X-Forwarded-For is no longer trusted by default
Previously rdpgw read the first X-Forwarded-For entry into the
request identity unconditionally. The resulting client IP attribute is
later compared against the value embedded in the gateway access
cookie, so any caller reaching rdpgw directly could set
X-Forwarded-For to any value and steer that binding.
After upgrading, X-Forwarded-For is honored only when the request
arrives from a Server.TrustedProxies CIDR. Otherwise the client IP
comes from r.RemoteAddr. The default Server.TrustedProxies is
empty, so by default X-Forwarded-For is ignored entirely.
If your deployment fronts rdpgw with a reverse proxy or load balancer on a known subnet, list it:
Server:
TrustedProxies:
- 10.0.0.0/8 # the proxy's egress subnet
If no proxy fronts rdpgw, leave TrustedProxies empty -- the
request's RemoteAddr is the right source for client identity in
that case.
hostselection: any now refuses non-routable destinations and non-RDP ports by default
Previously, when server.hostselection: any was set, rdpgw forwarded
to whatever ?host= value the request carried with no check on the
target. The gateway would happily relay TCP traffic to loopback,
RFC1918, link-local, or arbitrary high-numbered ports on public hosts.

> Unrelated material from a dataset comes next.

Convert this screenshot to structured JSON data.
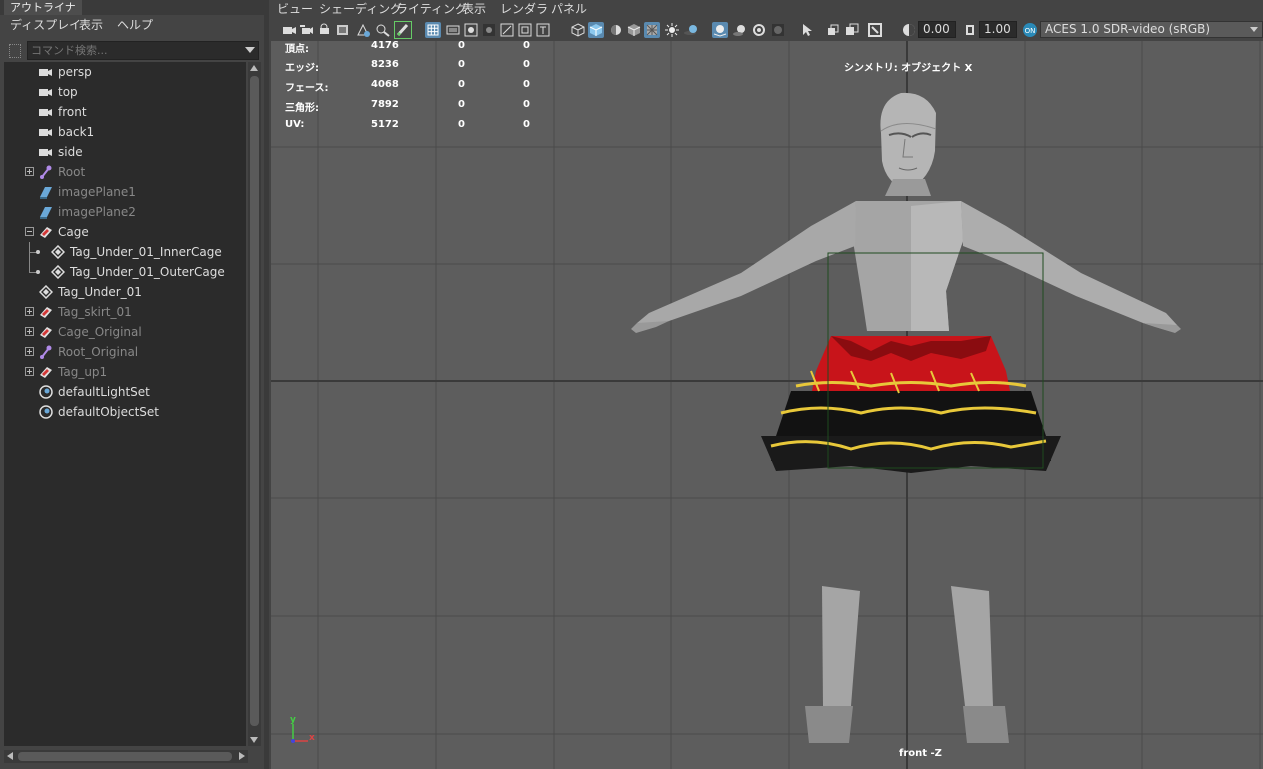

After upgrading, any mode rejects any destination that resolves to a
loopback / RFC1918 / link-local / IPv6 ULA / unspecified / multicast
address, and any port that is not in AllowedDestinationPorts. The
default port allow-list is [3389].
If your deployment legitimately reaches private destinations or extra
ports through any mode, opt back in:
Server:
HostSelection: any
AllowedDestinationPorts:
- 3389
- 5985 # add what you actually need
AllowPrivateDestinations: true
The other host-selection modes (roundrobin, signed, unsigned)
already use the operator-curated Server.Hosts allow-list and are
unaffected by this change.
Upgrading from 1.X to 2.0
In 2.0 the options for configuring client side RDP settings have been removed in favor of template file. The template file is a RDP file that is used as a template for the connection. The template file is parsed and a few settings are replaced to ensure the client can connect to the server and the correct domain is used.
The format of the template file is as follows:
# <setting>:<type i or s>:<value>
domain:s:testdomain
connection type:i:2
The filename is set under client > defaults.